Bereits im Juli 2022 hatten sich Mercedes-Verkäufer in einem offenen Brief an die Konzernleitung gewandt und die Preisstrategie als „gierig“ bezeichnet. Sie warnten davor, dass viele Kunden aufgrund der hohen Preise zu Konkurrenzmarken wie Audi oder BMW wechseln könnten. Diese Befürchtungen scheinen sich nun zu bestätigen, da die Verkaufszahlen von Mercedes-Benz sinken.

Ein weiteres Problem stellt die EQ-Reihe dar, die als zu teuer wahrgenommen wird, um erfolgreich am Markt bestehen zu können. Mercedes-Benz hat daraufhin eine neue Taktik entwickelt: Der Konzern gibt potenziellen Käufern nicht mehr den genauen Preis der Fahrzeuge bekannt, was auf eine gewisse Hilflosigkeit in der aktuellen Situation hinweist.
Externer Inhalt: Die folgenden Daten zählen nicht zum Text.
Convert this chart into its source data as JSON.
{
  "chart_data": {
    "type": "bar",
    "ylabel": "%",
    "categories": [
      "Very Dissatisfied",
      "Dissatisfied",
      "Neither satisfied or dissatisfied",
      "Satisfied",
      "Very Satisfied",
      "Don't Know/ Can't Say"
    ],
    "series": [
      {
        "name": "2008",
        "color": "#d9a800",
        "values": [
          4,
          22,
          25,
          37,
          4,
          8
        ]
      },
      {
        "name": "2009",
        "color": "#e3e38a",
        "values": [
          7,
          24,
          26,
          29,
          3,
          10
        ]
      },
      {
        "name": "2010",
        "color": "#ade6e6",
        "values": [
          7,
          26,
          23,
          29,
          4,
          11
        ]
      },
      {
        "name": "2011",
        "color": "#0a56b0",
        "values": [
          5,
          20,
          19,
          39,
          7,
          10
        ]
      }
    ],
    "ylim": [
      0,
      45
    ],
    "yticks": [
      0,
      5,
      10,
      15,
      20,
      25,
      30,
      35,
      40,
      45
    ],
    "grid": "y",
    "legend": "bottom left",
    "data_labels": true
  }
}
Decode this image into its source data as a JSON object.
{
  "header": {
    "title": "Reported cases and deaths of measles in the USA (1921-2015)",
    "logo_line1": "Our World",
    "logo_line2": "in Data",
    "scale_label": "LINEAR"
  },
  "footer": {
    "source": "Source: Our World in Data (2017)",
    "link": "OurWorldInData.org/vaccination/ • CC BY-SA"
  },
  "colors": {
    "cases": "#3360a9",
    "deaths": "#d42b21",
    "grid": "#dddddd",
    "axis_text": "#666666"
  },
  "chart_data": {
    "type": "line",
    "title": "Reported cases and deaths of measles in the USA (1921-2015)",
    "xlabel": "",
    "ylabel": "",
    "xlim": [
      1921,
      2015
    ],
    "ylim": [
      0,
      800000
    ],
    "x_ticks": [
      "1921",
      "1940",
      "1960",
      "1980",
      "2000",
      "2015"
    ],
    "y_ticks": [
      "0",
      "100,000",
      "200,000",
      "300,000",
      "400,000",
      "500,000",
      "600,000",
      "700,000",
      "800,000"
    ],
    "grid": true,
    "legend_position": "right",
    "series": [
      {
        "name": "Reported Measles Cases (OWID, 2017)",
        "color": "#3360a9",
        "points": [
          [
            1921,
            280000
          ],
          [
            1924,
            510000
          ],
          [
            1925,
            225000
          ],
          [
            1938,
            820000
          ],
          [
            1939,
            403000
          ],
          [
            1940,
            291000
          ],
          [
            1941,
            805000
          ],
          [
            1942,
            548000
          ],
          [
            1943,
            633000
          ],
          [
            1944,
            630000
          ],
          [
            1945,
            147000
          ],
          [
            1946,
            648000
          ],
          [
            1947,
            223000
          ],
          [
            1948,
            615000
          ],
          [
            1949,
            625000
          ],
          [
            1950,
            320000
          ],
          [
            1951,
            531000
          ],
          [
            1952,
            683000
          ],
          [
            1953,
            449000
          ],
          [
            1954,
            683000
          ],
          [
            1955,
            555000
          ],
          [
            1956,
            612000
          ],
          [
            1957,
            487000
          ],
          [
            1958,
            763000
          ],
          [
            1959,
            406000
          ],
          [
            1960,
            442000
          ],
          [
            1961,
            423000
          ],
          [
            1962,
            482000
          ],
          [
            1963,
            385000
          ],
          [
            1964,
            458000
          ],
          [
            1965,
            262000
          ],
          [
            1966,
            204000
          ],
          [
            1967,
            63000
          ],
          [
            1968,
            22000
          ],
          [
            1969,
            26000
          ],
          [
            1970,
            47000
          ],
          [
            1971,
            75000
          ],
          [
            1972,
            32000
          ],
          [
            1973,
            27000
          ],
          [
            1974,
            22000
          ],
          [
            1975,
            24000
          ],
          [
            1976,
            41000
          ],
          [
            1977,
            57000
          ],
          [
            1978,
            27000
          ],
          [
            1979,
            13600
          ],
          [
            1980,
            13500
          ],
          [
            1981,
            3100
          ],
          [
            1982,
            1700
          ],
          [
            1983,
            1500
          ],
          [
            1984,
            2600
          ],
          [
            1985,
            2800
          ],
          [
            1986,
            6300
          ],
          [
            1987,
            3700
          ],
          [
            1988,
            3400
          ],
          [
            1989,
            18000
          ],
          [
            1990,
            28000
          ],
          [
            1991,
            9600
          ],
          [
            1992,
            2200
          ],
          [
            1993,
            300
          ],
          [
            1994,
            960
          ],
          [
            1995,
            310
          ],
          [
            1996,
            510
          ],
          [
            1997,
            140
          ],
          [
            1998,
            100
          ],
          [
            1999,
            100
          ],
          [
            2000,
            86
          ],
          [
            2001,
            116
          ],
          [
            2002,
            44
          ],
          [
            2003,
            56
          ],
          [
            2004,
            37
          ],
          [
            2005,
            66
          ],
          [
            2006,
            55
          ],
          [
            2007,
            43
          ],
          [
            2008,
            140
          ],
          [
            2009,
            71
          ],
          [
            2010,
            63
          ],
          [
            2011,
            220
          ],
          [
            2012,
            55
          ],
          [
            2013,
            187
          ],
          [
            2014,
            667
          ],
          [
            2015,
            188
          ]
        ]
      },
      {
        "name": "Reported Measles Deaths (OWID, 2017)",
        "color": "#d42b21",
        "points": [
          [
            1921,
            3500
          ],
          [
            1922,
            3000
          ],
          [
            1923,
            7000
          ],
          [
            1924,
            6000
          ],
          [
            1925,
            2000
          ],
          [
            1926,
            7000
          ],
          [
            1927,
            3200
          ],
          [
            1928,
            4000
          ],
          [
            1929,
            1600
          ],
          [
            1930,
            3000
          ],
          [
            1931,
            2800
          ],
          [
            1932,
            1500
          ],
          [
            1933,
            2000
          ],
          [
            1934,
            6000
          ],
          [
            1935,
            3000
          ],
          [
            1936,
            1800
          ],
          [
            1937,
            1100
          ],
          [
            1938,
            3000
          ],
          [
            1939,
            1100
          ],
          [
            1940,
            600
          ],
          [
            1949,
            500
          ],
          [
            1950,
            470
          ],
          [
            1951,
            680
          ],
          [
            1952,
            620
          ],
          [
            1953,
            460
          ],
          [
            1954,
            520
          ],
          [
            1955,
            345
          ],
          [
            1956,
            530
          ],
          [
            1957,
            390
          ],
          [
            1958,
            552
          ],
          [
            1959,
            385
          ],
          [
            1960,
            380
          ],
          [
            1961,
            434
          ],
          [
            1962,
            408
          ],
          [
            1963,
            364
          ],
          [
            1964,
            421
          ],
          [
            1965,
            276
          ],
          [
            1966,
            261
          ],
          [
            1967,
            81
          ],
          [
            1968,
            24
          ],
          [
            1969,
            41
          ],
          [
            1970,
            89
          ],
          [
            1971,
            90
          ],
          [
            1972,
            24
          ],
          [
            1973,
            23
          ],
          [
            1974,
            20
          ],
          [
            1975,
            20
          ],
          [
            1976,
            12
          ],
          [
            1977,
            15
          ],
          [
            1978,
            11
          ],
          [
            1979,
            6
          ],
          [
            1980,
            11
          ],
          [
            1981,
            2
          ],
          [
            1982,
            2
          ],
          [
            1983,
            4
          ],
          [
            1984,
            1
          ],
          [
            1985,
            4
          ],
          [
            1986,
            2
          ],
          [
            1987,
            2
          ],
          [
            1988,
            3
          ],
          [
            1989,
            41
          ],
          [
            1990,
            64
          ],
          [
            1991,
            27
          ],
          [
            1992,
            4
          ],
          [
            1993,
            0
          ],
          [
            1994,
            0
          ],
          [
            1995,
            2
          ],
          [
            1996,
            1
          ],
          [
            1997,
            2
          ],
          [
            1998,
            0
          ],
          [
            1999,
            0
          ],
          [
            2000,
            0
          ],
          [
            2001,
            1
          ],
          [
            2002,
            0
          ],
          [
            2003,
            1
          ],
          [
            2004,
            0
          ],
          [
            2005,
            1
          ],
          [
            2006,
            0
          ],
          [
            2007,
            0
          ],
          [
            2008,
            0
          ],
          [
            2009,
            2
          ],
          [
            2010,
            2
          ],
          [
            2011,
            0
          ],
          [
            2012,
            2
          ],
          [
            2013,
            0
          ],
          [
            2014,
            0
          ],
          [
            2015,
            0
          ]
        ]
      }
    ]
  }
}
Zukunftsaussichten: Hoffen auf das Jahr 2025

Trotz der aktuellen Herausforderungen setzt Mercedes-Benz große Hoffnungen auf das Jahr 2025, wenn ein Facelift der S-Klasse auf den Markt kommen soll. Solche Modellüberarbeitungen haben in der Vergangenheit oft zu einem Anstieg der Verkaufszahlen geführt. Ob dies jedoch ausreicht, um die derzeitige Krise zu überwinden und den EQS sowie andere Modelle wieder auf Erfolgskurs zu bringen, bleibt abzuwarten.

Die derzeitige Lage zeigt jedoch deutlich, dass Mercedes-Benz möglicherweise eine grundlegende Überprüfung seiner Luxusstrategie vornehmen muss, um auch in Zukunft wettbewerbsfähig zu bleiben. Die nächsten Jahre werden entscheidend dafür sein, ob sich das Unternehmen an die veränderten Marktbedingungen anpassen kann oder ob es weiter an Boden gegenüber der Konkurrenz verliert.